Fain told CBS that “If we don’t get better offers and we don’t get down and take care of the members’ needs, then we’re going to amp this thing up even more.”

Stellantis, announcing its offer, said: “Our goal is to secure a sustainable future that provides all our UAW-represented employees with an opportunity to thrive in a company that will be competitive during the automotive industry’s historic transformation. “

The pay disparity issue is resonating with some in Washington. Rep. Nancy Pelosi (D., Calif.), the former House Speaker, told MSNBC that CEOs making more in one month than what some workers make in a lifetime is “just unjust. Those profits that they say they are rewarding would not happen without the workers.”

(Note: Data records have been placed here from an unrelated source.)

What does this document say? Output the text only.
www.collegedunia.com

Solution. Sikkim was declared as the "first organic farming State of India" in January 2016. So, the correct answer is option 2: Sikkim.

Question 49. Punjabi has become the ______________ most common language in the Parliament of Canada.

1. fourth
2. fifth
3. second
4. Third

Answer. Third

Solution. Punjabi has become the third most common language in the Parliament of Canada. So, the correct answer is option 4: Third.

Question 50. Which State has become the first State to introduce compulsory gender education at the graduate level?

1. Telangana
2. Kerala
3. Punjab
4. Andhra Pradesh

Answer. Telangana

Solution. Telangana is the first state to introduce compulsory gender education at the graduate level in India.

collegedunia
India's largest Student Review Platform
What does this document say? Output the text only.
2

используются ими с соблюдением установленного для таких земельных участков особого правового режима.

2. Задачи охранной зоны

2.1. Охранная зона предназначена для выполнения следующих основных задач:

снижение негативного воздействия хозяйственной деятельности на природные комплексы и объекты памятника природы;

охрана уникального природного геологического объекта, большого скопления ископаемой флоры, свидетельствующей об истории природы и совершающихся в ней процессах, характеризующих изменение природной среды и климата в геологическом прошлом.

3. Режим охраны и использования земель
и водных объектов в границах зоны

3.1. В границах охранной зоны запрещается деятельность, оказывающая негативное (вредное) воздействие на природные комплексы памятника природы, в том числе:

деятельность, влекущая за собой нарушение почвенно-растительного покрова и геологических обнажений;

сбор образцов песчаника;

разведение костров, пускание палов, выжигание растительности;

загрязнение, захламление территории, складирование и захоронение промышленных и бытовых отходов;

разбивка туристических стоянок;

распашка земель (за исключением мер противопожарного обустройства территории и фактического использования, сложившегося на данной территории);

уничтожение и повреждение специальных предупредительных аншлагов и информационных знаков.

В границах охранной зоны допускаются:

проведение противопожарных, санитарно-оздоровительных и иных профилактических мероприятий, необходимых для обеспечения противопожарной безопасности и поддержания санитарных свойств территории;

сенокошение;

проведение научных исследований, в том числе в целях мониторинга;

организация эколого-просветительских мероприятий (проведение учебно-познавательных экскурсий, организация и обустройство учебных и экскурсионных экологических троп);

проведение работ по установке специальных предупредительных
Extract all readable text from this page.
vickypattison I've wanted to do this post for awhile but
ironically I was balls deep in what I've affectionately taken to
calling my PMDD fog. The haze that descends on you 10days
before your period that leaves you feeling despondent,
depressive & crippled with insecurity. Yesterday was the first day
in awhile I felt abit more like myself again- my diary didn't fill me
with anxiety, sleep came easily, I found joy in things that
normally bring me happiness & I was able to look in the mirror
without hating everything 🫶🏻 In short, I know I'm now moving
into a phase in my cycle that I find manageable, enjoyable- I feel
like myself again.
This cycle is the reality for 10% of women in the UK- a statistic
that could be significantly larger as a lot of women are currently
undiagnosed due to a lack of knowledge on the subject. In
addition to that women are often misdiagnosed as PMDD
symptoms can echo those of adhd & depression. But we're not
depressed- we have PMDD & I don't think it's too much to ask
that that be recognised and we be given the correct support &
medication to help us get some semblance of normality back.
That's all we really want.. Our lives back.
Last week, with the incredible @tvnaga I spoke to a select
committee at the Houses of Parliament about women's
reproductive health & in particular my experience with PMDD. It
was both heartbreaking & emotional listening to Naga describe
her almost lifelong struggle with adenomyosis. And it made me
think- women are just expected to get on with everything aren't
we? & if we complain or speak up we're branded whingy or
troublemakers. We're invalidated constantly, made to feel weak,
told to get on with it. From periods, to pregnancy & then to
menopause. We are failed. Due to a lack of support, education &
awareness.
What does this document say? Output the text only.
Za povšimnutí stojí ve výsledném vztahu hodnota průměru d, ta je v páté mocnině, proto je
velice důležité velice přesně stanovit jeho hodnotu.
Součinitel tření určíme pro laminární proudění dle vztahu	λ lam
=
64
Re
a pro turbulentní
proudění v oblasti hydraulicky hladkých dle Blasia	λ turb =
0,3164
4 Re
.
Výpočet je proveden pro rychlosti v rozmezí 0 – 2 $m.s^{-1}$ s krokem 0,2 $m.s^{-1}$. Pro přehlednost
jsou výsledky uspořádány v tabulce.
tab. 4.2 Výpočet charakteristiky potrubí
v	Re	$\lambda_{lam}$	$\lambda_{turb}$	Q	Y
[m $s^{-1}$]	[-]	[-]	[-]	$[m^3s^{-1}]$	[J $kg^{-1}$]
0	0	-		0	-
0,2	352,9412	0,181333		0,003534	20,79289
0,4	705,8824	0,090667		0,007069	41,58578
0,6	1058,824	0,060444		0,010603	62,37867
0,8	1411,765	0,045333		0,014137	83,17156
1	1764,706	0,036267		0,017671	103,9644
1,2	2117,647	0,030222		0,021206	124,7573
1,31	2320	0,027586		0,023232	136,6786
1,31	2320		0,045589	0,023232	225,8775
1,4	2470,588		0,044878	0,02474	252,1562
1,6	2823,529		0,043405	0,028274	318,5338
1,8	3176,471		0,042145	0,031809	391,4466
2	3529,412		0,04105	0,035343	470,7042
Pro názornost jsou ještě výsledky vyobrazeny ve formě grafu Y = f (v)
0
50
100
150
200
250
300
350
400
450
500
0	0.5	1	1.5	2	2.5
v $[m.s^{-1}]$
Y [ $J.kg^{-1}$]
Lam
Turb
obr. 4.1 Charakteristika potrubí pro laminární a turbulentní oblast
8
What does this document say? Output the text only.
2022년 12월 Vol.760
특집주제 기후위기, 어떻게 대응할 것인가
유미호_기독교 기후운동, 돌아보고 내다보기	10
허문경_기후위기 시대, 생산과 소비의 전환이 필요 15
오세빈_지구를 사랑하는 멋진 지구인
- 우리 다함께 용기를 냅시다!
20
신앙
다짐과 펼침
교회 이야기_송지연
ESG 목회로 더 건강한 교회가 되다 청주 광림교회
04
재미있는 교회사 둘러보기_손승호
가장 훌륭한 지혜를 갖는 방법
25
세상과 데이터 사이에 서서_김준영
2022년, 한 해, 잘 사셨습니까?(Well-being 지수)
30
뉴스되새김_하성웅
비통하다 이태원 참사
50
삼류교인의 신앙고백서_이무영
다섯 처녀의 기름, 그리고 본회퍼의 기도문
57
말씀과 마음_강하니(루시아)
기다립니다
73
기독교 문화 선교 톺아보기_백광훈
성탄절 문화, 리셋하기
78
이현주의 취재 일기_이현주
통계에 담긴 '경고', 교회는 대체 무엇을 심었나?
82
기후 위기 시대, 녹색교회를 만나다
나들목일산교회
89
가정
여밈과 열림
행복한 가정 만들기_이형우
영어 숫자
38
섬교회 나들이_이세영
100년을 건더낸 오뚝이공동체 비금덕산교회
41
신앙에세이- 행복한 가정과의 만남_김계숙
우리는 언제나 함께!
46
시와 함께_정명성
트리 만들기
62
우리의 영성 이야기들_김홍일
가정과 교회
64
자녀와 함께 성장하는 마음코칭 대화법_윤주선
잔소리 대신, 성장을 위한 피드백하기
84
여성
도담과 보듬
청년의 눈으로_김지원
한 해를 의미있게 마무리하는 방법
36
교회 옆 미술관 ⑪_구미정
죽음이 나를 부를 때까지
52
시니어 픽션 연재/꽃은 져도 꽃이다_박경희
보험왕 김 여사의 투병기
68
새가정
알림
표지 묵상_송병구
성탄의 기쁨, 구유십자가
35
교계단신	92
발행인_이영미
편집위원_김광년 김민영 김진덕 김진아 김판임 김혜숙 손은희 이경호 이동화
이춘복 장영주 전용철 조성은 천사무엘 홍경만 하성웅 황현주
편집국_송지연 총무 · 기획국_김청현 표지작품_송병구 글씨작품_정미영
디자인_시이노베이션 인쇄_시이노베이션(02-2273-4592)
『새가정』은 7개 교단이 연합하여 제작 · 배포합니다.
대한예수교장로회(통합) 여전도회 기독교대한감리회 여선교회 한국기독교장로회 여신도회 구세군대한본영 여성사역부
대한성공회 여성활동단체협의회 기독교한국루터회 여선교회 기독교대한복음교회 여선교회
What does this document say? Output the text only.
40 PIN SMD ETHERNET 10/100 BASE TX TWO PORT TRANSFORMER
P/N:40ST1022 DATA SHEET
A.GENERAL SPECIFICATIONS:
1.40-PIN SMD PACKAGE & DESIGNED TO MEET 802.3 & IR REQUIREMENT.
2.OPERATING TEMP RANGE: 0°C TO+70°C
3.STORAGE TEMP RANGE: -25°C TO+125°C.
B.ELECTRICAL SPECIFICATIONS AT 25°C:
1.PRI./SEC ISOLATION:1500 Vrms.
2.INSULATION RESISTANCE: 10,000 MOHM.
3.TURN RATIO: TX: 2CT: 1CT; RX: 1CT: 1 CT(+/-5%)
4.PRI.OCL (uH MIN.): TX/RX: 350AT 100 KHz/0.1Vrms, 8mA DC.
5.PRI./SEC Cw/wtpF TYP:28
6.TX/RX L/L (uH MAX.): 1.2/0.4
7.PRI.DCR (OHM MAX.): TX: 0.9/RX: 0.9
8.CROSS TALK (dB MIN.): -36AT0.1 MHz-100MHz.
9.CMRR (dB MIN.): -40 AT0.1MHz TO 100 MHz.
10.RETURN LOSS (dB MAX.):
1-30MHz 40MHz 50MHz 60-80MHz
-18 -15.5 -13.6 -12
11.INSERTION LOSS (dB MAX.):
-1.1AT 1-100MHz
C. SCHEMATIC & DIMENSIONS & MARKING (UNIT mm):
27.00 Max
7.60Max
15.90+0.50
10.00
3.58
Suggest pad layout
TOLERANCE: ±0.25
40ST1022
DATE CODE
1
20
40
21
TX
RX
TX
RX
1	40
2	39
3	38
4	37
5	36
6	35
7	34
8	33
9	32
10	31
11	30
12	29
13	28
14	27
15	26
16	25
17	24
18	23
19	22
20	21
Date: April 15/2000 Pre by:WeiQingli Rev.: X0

Sen. Bernie Sanders (I., Vt.) said that while the head of General Motors makes $29 million a year, a newly hired worker at GM makes less than $17 an hour under a tiered wage system. “What you’re seeing in the automobile industry is what we’re seeing all over this economy: Greed on the top, suffering on the part of the working class, and people are tired of it,” he told CNN.

A GM spokesperson declined to comment on compensation, but confirmed that the company had met with the UAW this weekend.

Former Vice President Mike Pence told CNN’s State of the Union the Biden administration’s push to encourage electric vehicles is causing anxiety among auto workers. On pay disparities between auto company CEOs and rank-and-file union workers, the Republican presidential candidate said the issue should be left up to shareholders.

“I fully support how these publicly traded companies operate. I’m not interested in government mandates or government bullying when it comes to those kinds of issues,” Pence said.

Workers are on strike at General Motors’ Wentzville Assembly in Missouri, Stellantis’ Jeep assembly complex in Toledo, Ohio, and select departments in Ford’s assembly plant near Detroit.

The UAW initially sought a 40% increase in wages over four years, along with cost of living adjustments, a 32-hour workweek, and medical benefits for retirees. The auto makers have offered a 20% wage increase, plus other benefits that differ by company.

Fain disputed projections by some analysts that a prolonged labor strike could raise auto prices for consumers, saying: “Labor costs 5% of the cost of making a vehicle. These companies could double our wages and not raise the price of cars, and they would still make billions in profits.”

He said automakers have made a quarter of a trillion dollars over the last decade, including $21 billion in the first six months of this year, while workers are still making 2007 wages.

Rep. Debbie Dingell (D., Mich.) told CBS’s Face the Nation that the UAW’s contract negotiations are “going to determine the future of the auto industry in Michigan.” 

House Minority Leader Hakeem Jeffries (D., N.Y.) told ABC’s This Week he would head to Detroit on Sunday to express solidarity in person with striking workers. “I stand with them,” he said, adding he hoped the strike ends sooner rather than later.